I remember in the early 1980s when ephemeral (or generational) garbage collection started to be available in Lisp systems - this made a large improvement in run time performance. Good work!
I actually thought this was a repost of a very old article when I first noticed it on the HN front page. Then I realized that Ruby wasn't around in the 80s. Oh.
I thought all modern dynamic languages use generational GC.
Ruby's internals are hilariously naive. 1.8 is an AST interpreter (!) and 1.9 and 2.0 are dumb bytecode interpreters, with no quickening or anything.
Not to knock it too much - if it gets the job done it gets the job done - but it would be nice if they considered adding at least some undergraduate level interpreter class optimisation techniques.
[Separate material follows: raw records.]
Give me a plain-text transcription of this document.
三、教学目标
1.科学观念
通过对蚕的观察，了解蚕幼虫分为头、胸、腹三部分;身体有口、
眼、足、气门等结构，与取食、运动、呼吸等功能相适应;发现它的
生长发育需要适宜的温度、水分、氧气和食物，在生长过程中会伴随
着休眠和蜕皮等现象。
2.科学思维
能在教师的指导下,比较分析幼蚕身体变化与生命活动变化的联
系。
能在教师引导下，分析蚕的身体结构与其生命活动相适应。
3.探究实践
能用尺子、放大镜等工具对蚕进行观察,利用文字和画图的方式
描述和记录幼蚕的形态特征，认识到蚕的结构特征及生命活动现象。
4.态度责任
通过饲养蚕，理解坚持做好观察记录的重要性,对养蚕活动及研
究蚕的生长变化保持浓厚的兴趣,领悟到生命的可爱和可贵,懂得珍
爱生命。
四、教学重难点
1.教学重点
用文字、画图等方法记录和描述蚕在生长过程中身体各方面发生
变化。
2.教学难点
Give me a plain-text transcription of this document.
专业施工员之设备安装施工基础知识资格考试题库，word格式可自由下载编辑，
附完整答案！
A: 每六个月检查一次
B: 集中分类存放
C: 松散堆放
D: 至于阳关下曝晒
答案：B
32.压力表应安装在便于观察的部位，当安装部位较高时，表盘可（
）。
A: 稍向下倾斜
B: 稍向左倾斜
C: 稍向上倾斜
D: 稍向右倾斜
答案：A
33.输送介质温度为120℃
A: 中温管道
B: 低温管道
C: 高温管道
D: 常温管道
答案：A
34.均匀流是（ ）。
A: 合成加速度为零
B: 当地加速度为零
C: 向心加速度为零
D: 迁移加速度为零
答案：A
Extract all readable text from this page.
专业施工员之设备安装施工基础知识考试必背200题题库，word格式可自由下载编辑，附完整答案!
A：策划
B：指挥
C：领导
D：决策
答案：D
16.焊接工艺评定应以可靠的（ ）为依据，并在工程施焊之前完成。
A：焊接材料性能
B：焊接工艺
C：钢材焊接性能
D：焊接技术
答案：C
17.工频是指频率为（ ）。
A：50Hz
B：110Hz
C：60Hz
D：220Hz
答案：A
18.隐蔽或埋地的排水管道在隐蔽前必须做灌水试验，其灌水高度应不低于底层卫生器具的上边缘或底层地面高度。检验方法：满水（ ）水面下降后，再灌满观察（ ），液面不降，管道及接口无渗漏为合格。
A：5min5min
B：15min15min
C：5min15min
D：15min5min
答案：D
And that was less then 5 years ago, and it was a Stop the World GC until less then 2 years ago updated to Incremental. While Mozilla's has had incremental for a year and are still working on Generational Collector.
The point is, apart from Java which gets many cooperate backing, even the most widely uses programming languages only recently had a decent enough GC implementation. As much as i hate this slow progression, most VM still dont have GGC as default at all.
I remember in the early 1980s when ephemeral (or generational) garbage collection started to be available in Lisp systems - this made a large improvement in run time performance. Good work!